Data inputs for this script:
- ffield_tot_immunedata.csv
- This file contains data for immune assays for the field population hosts
- COLUMN INFORMATION:
- sample.num unique sample identifier
- temp.treat.x treatment temperature in degrees Celsius
- para.status.x parasitism status (NP = no parasitism, P = parasitized)
- origin.x population origin. CC = central crops research station, RM = rocky mount research station, MF = Mason Farm preserve
- avg.field.cntrl.SD standard deviation of area encompassing control non-injected side of implant (pixels), averaged from 2 images taken of the same implant rotated 90 degrees between each photograph.
- avg.field.cntrl.GV gray value of area encompassing control non-injected side of implant (0 = pure black, 255 = pure white), averaged from 2 images taken of the same implant rotated 90 degrees between each photograph.
- avg.field.cntrl.area area (pixels) encompassing control non-injected side of implant, averaged from 2 images taken of the same implant rotated 90 degrees between each photograph.
- temp.treat.y duplicate column, artifact of merging encapsulation and capsule melanization datasets together. treatment temperature in degrees Celsius
- para.status.y duplicate column, artifact of merging encapsulation and capsule melanization datasets together. parasitism status (NP = no parasitism, P = parasitized)
- origin.y duplicate column, artifact of merging encapsulation and capsule melanization datasets together. population origin. CC = central crops research station, RM = rocky mount research station, MF = Mason Farm preserve
- avg.field.trt.SD standard deviation of encapsulated area (pixels), averaged from 3 images taken of the same implant rotated 90 degrees between each photograph.
- avg.field.trt.GV gray value of encapsulated area (0 = pure black, 255 = pure white), averaged from 3 images taken of the same implant rotated 90 degrees between each photograph.
- avg.field.trt.area encapsulated area (pixels), averaged from 3 images taken of the same implant rotated 90 degrees between each photograph.
- expt experiment (lab or field population M. sexta)
- end.area encapsulated area, calculated by subtracting the control area from the injected side of the implant to give just the area encompassed by encapsulating hemocytes
- end.SD standard deviation of encapsulated area, calculated by subtracting the control SD from the injected side of the implant to give just the SD from encapsulating hemocytes
- end.GV gray value of encapsulatign hemocytes, calculated by subtracting the control GV from the injected side of the implant to give just the GV encompassed by encapsulating hemocytes
- lab_tot_immunedata.csv
- This file contains data for immune assays for the lab population hosts
- tricem_immune_data_combined.csv includes combined immune assay data from the lab and field populations. Was not used in this script, but provided here in case potential users need it. Data is the same as from lab_tot_immunedata.csv and ffield_tot_immunedata.csv
- COLUMN INFORMATION: same as ffield_tot_immunedata.csv, except column names have 'lab' instead of 'field' to preserve data from each experiment
- Term2name files
- One for manduca and one for ccbv; for go enrichment (term2name_ccbv.csv, term2name_ms.csv for CcBV and Manduca sexta respectively)

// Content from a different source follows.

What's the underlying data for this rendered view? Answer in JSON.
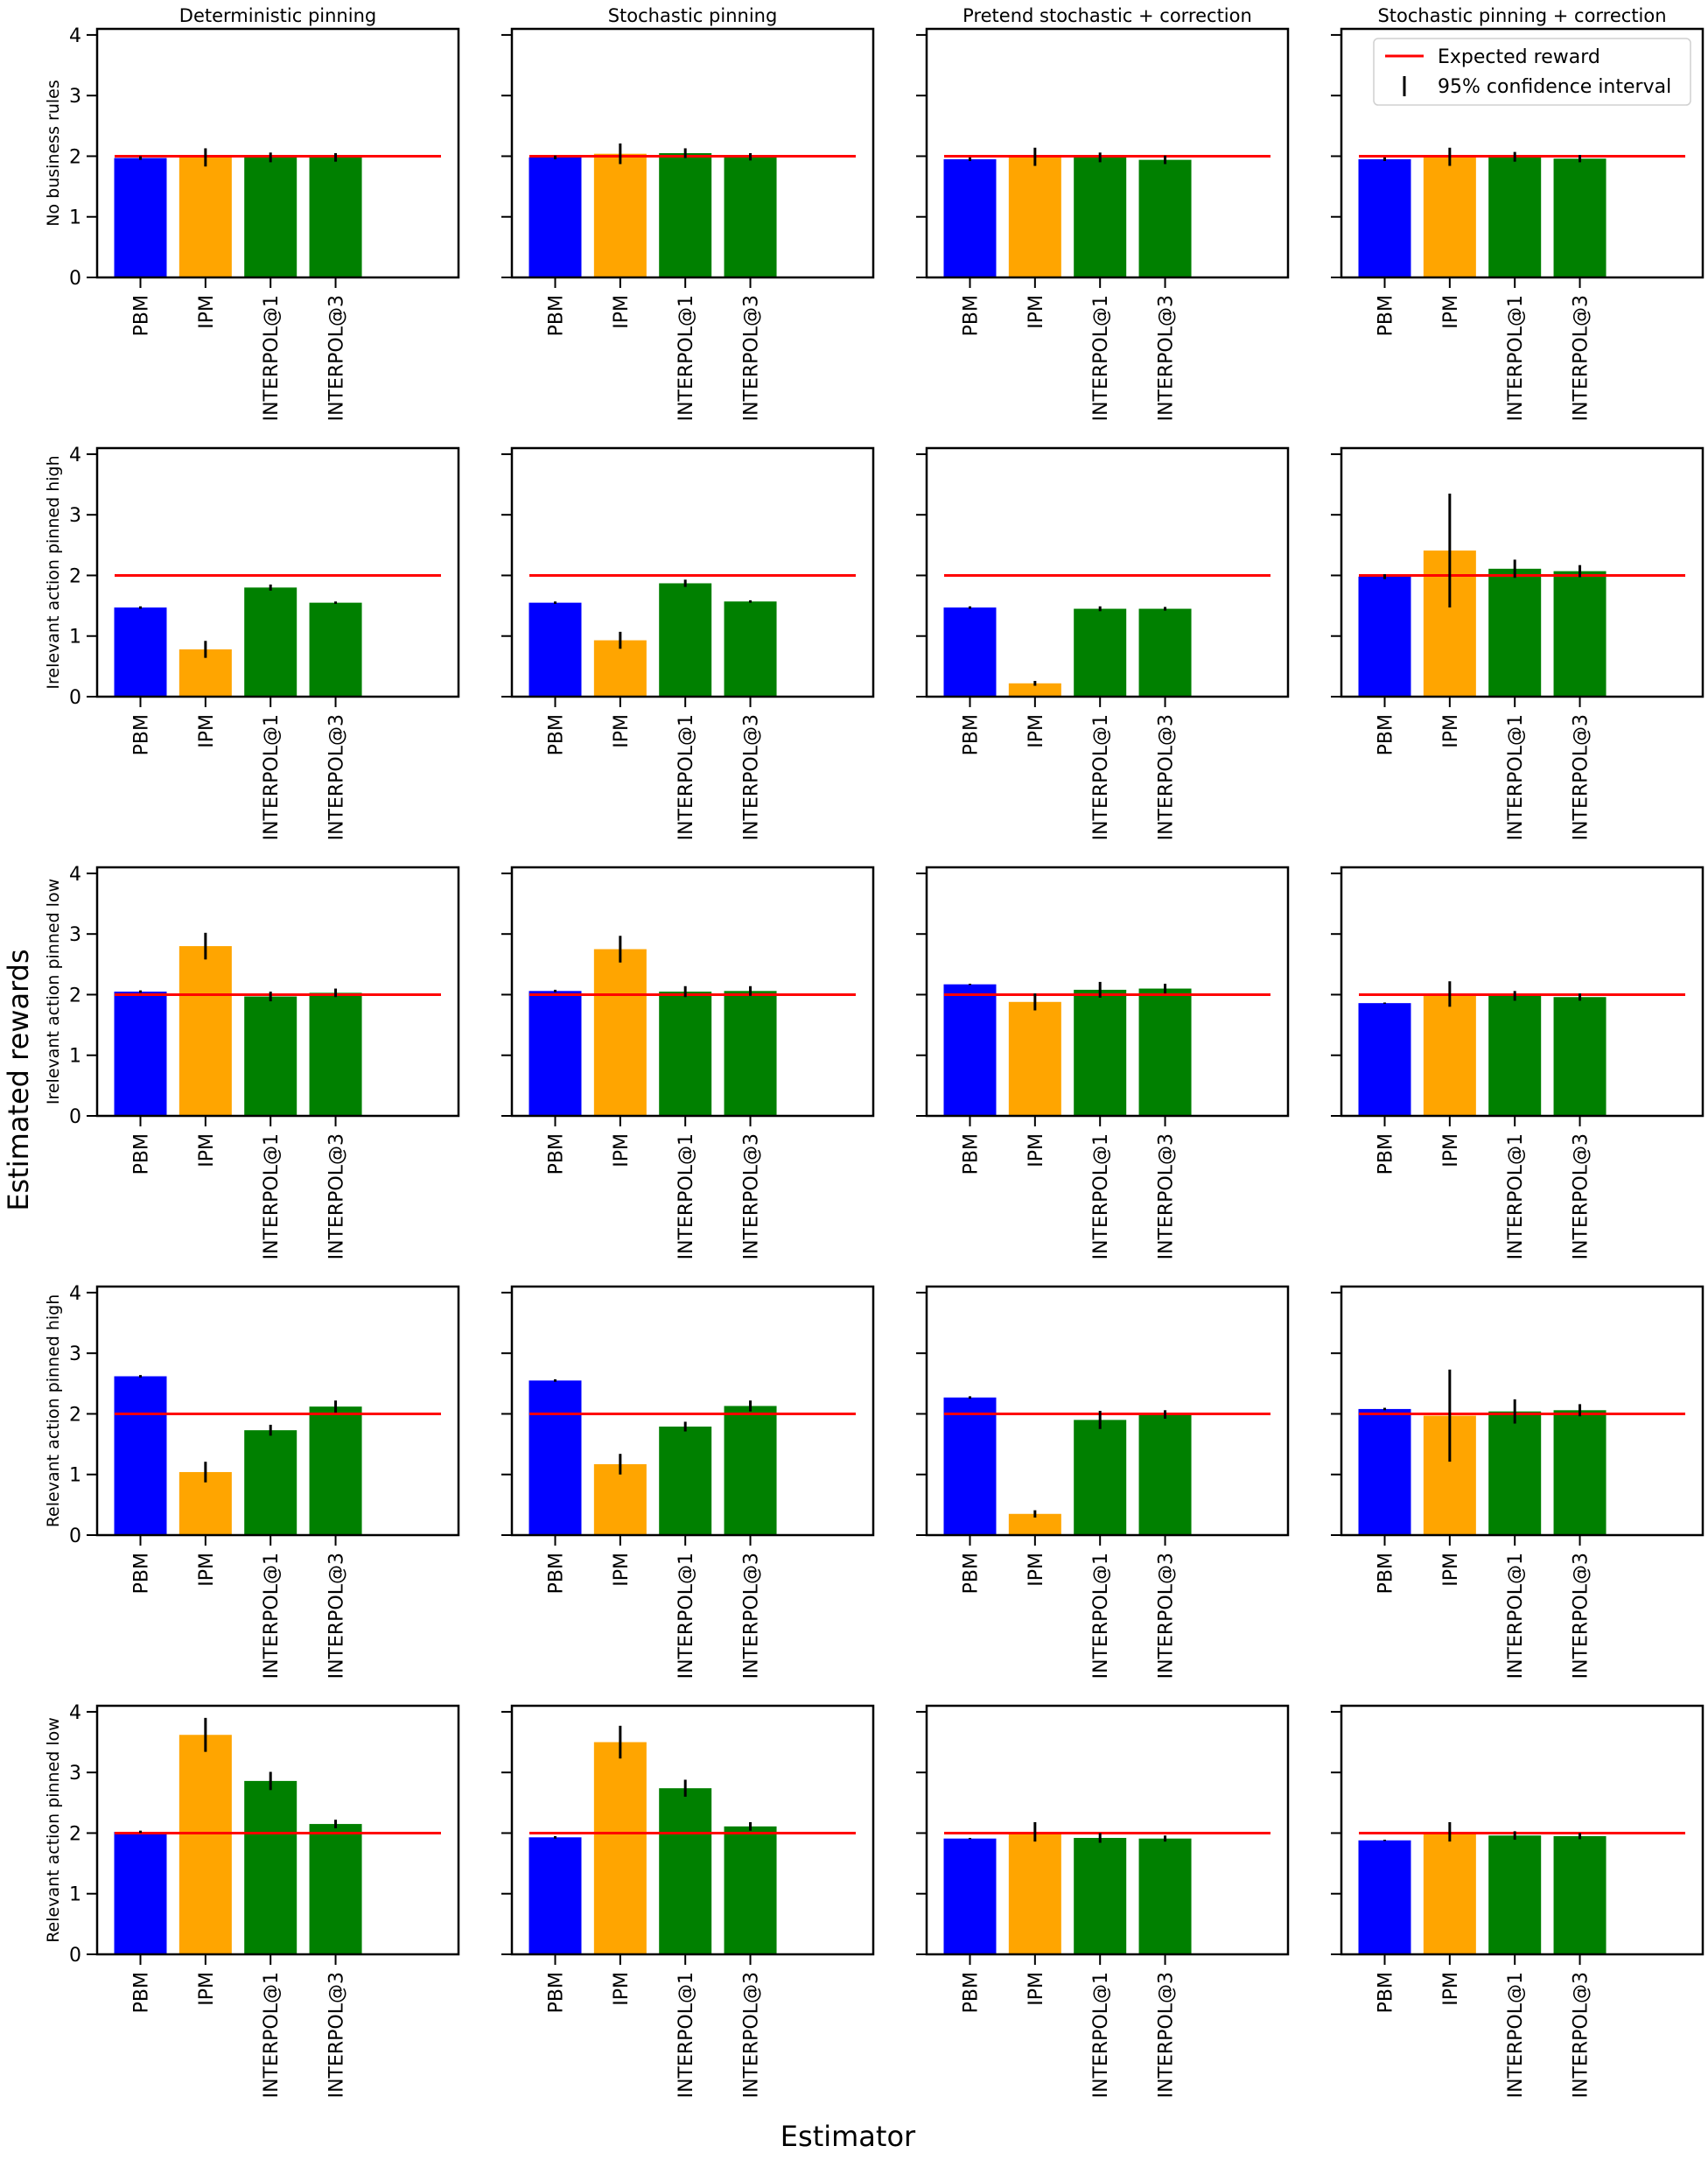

- COLUMN INFORMATION: GO.IDs GO numeric identifiers; GO.Names description of GO term
- Term2gene files
- One for manduca and one for ccbv; for go enrichment (term2gene_ccbv.csv, term2gene_ms.csv for CcBV and Manduca sexta respectively)
- COLUMN INFORMATION: TERM GO IDs; GENE transcripts assigned associated GO terms
- Annotation files: ms_annot_IDs_goterms_man_annot.csv; ccbv_annot_IDs_goterms.csv (same file info as in the above script)
- All contrasts merged files - these were generated in the above script, but also loading them into dryad in case user wants to skip that step
- ms_L_allContrasts_merged_ANNOTATED.csv
- ms_F_allContrasts_merged_ANNOTATED.csv
- ccbv_L_allContrasts_merged_ANNOTATED.csv
- ccbv_F_allContrasts_merged_ANNOTATED.csv
- COLUMN INFORMATION listed in above section
- R data files from above script
- "interactive_deseq.RData"
- "pairwise_deseq.RData"
Code/Software
R code is provided for data cleaning of RNAseq data, differential expression analysis, and finally analysis and figure generation for immune assays and rnaseq.